Advancing the science and engineering of artificial blood

The U.S. blood supply is at risk due to the presence of emerging infectious diseases such as COVID-19 and reduced donation rates.

Therefore, the development of safe and effective blood substitutes for use in transfusion medicine could significantly improve the emergency treatment of accident victims and wounded soldiers, as well as patients undergoing surgery, especially when blood is in short supply.

Professor Andre Palmer has invested 20 years of his career researching in this critical area supported by several federal grants. Working with fellow Chemical and Biomolecular Engineering Professor David Wood, Palmer has earned a four-year, $2.7 million grant from the National Institutes of Health (NIH) to develop safer, chemically well-defined red blood cell (RBC) substitutes that could help save lives.

While blood substitutes are not meant to be a permanent replacement for whole blood, which serves many different functions, the advantages of artificial RBCs are significant. They can be used universally by people with any blood type and are stable at ambient temperatures up to several years without loss of activity, whereas human RBCs have to be discarded after 42 days of cold storage.

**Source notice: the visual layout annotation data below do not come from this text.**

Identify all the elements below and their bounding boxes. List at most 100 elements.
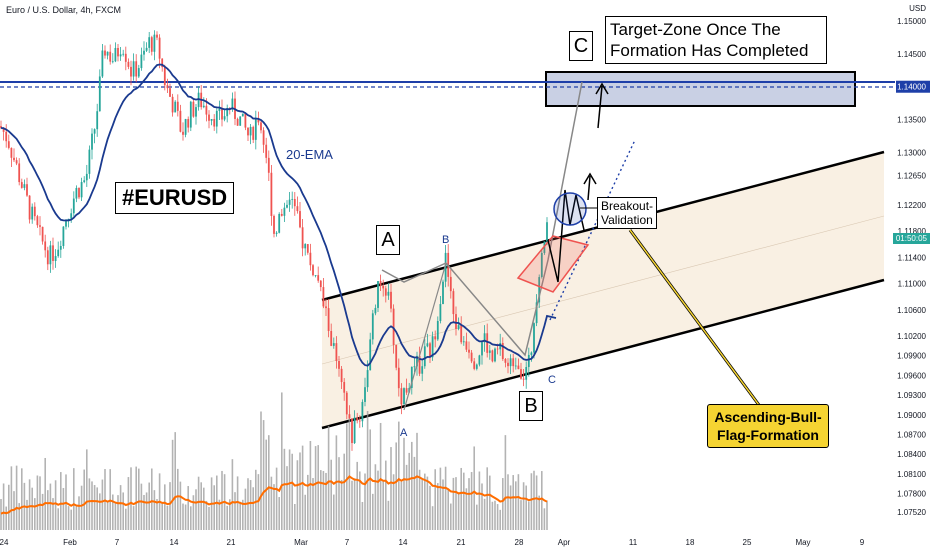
volume-bars bbox=[0, 392, 548, 530]
candle-body bbox=[176, 101, 179, 111]
candle-body bbox=[101, 50, 104, 77]
volume-bar bbox=[455, 477, 457, 530]
candle-body bbox=[106, 51, 109, 56]
candle-body bbox=[13, 157, 15, 161]
volume-bar bbox=[49, 483, 52, 530]
candle-body bbox=[522, 378, 525, 380]
candle-body bbox=[111, 61, 114, 63]
candle-body bbox=[127, 61, 130, 67]
volume-bar bbox=[442, 479, 444, 530]
candle-body bbox=[247, 127, 249, 136]
volume-bar bbox=[262, 420, 265, 530]
candle-body bbox=[54, 256, 57, 261]
candle-body bbox=[366, 370, 369, 388]
volume-bar bbox=[447, 489, 449, 530]
candle-body bbox=[421, 366, 424, 374]
candle-body bbox=[423, 346, 426, 367]
volume-bar bbox=[273, 484, 275, 530]
volume-bar bbox=[465, 488, 468, 530]
target-arrow-shaft bbox=[597, 85, 603, 129]
volume-bar bbox=[52, 498, 54, 530]
volume-bar bbox=[504, 435, 507, 530]
volume-bar bbox=[242, 499, 244, 530]
volume-bar bbox=[520, 500, 522, 530]
candle-body bbox=[109, 51, 112, 62]
candle-body bbox=[28, 195, 31, 220]
time-tick-label: 21 bbox=[227, 538, 236, 547]
volume-bar bbox=[366, 410, 369, 530]
price-tick-label: 1.07520 bbox=[897, 508, 926, 517]
zigzag-line bbox=[547, 189, 585, 283]
volume-bar bbox=[299, 452, 301, 530]
volume-bar bbox=[325, 472, 327, 530]
candle-body bbox=[273, 215, 275, 234]
candle-body bbox=[520, 369, 522, 379]
candle-body bbox=[462, 341, 465, 343]
breakout-arrow-head bbox=[583, 172, 597, 185]
volume-bar bbox=[197, 476, 200, 530]
candle-body bbox=[171, 96, 174, 113]
candle-body bbox=[65, 221, 67, 227]
candle-body bbox=[455, 314, 457, 329]
time-tick-label: 9 bbox=[860, 538, 865, 547]
volume-bar bbox=[408, 452, 410, 530]
volume-bar bbox=[382, 481, 384, 530]
candle-body bbox=[161, 58, 164, 68]
candle-body bbox=[210, 118, 213, 121]
volume-bar bbox=[62, 488, 65, 530]
volume-bar bbox=[405, 464, 408, 530]
candle-body bbox=[397, 367, 400, 389]
volume-bar bbox=[2, 483, 5, 530]
volume-bar bbox=[356, 461, 358, 530]
target-arrow-head bbox=[595, 82, 609, 95]
time-tick-label: 21 bbox=[457, 538, 466, 547]
candle-body bbox=[457, 325, 460, 329]
candle-body bbox=[494, 348, 496, 362]
volume-bar bbox=[44, 457, 46, 530]
price-tick-label: 1.08700 bbox=[897, 430, 926, 439]
volume-bar bbox=[130, 467, 132, 530]
channel-lower-line bbox=[321, 278, 885, 430]
candle-body bbox=[338, 360, 340, 369]
candle-body bbox=[96, 111, 99, 130]
volume-bar bbox=[468, 478, 470, 530]
candle-body bbox=[403, 388, 405, 405]
candle-body bbox=[405, 388, 408, 393]
candle-body bbox=[249, 126, 252, 136]
volume-bar bbox=[39, 476, 41, 530]
candle-body bbox=[98, 76, 101, 112]
volume-bar bbox=[421, 478, 423, 530]
volume-bar bbox=[398, 421, 400, 530]
volume-bar bbox=[543, 508, 546, 530]
candle-body bbox=[530, 352, 533, 355]
volume-bar bbox=[320, 470, 322, 530]
volume-bar bbox=[452, 477, 455, 530]
volume-bar bbox=[374, 464, 377, 530]
price-tick-label: 1.14500 bbox=[897, 50, 926, 59]
candle-body bbox=[475, 364, 478, 369]
volume-bar bbox=[114, 502, 117, 530]
key-level-tag bbox=[896, 80, 930, 93]
channel-mid-line bbox=[321, 215, 885, 365]
price-tick-label: 1.09900 bbox=[897, 352, 926, 361]
candle-body bbox=[504, 359, 507, 363]
volume-bar bbox=[156, 499, 158, 530]
candle-body bbox=[137, 68, 140, 77]
candle-body bbox=[130, 66, 132, 77]
candle-body bbox=[33, 206, 36, 217]
candle-body bbox=[15, 160, 18, 164]
volume-bar bbox=[218, 499, 221, 530]
volume-bar bbox=[340, 479, 343, 530]
volume-bar bbox=[249, 480, 252, 530]
volume-bar bbox=[296, 460, 299, 530]
volume-bar bbox=[379, 422, 382, 530]
volume-bar bbox=[434, 469, 436, 530]
candle-body bbox=[153, 34, 156, 52]
candle-body bbox=[150, 37, 153, 52]
candle-body bbox=[538, 277, 541, 303]
volume-bar bbox=[221, 470, 223, 530]
candle-body bbox=[332, 343, 335, 346]
candle-body bbox=[163, 67, 166, 86]
ticker-label: #EURUSD bbox=[115, 182, 235, 214]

RBC substitutes also are free of new, unidentified pathogens that can unwittingly be passed on to patients, as had happened before the AIDS, Zika and H1N1 viruses were discovered.

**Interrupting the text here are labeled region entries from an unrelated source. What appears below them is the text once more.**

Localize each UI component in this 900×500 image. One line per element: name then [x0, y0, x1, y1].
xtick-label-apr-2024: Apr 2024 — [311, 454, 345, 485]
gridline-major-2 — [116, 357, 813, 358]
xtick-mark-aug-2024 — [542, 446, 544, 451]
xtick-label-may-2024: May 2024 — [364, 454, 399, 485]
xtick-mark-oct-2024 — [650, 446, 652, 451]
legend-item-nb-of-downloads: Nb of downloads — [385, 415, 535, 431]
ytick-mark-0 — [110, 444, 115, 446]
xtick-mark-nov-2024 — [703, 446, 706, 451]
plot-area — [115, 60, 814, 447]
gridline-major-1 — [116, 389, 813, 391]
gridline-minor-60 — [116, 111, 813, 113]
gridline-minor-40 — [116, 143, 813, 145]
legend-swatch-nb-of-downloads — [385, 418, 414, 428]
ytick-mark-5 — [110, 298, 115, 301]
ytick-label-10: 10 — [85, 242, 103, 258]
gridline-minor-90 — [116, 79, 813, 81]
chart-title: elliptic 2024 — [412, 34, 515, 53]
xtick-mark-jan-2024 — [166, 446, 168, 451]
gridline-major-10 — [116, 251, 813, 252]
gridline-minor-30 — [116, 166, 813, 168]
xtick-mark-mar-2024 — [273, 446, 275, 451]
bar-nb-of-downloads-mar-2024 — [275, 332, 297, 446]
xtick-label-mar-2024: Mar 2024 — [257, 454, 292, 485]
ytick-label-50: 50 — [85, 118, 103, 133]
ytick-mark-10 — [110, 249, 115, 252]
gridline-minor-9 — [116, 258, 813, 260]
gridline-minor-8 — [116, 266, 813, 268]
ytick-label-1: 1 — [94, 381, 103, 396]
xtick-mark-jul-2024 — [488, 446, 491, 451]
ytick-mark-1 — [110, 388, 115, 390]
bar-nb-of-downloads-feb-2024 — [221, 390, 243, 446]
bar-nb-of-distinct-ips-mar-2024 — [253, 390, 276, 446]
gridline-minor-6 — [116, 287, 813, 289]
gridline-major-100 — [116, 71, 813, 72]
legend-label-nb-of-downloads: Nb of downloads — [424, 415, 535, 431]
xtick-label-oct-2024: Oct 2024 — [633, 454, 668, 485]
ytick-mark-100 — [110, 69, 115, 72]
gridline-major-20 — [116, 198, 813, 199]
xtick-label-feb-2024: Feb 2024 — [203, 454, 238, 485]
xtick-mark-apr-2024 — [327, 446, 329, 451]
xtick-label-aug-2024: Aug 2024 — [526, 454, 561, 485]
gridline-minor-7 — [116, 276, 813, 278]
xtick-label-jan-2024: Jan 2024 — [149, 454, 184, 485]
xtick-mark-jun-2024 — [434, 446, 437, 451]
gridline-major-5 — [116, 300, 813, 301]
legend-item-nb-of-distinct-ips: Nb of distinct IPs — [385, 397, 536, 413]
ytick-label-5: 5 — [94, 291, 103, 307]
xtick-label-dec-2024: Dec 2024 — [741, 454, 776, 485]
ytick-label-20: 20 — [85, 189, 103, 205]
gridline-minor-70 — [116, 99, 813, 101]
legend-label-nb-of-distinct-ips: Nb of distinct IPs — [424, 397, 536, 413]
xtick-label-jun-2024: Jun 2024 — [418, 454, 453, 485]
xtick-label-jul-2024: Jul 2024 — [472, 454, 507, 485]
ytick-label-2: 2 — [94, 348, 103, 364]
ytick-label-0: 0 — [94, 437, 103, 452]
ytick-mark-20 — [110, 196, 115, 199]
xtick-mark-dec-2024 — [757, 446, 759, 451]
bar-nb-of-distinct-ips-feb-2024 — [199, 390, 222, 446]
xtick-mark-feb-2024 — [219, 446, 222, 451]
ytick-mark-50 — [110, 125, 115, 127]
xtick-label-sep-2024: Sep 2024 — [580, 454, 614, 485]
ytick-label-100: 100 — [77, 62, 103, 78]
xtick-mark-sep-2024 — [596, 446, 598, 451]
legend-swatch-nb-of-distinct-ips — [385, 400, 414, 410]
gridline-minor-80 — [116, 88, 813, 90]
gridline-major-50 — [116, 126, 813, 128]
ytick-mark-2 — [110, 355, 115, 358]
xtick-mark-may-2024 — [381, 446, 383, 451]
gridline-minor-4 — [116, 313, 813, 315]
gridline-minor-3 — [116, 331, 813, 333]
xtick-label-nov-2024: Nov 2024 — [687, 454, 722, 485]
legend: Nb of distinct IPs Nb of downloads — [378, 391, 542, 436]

Based on previous research, Palmer’s polymerized hemoglobin (PolyHb) RBC substitute has shown promise in stabilizing hemorrhage through administration of less than half the volume of lost blood in small animals.

His current project with Wood focuses on precisely engineering the size and shape of PolyHb molecules. Some recent clinical trial results from companies commercializing their own PolyHb solutions have shown some concerning side effects including vasoconstriction, hypertension and oxidative tissue damage. Palmer and Wood hypothesize that the broad size distributions of these commercial products may have a negative impact. To determine how individual components of complex PolyHb mixtures interact with the vasculature, the team will engineer and evaluate molecularly uniform, monodisperse, and high molecular weight PolyHb nanostructures for use in transfusion medicine as RBC substitutes.

“This work will shed more light on the mechanisms underlying PolyHb toxicity and identify strategies to counteract these side effects,” explained Palmer.

To complete this work, Wood will develop a method for assembling single hemoglobin molecules into larger structures through the use of protein splicing. This method allows precise assembly of several molecules into larger structures, allowing Wood and his students to design and produce different PolyHb structures with uniform shapes and sizes.

“This level of precision in protein engineering will allow new insights into the mechanisms by which currently-available PolyHb therapeutics yield both positive and negative patient outcomes,” said Wood.

In 2018, Palmer secured a $2.4 million U.S. Army Medical Research and Materiel Command grant to develop a resuscitation therapy to treat life-threatening hemorrhage on the battlefield.

This research is supported by the National Heart, Lung, And Blood Institute of the NIH under Award Number R01HL156526. The content is solely the responsibility of the authors and does not necessarily represent the official views of the NIH.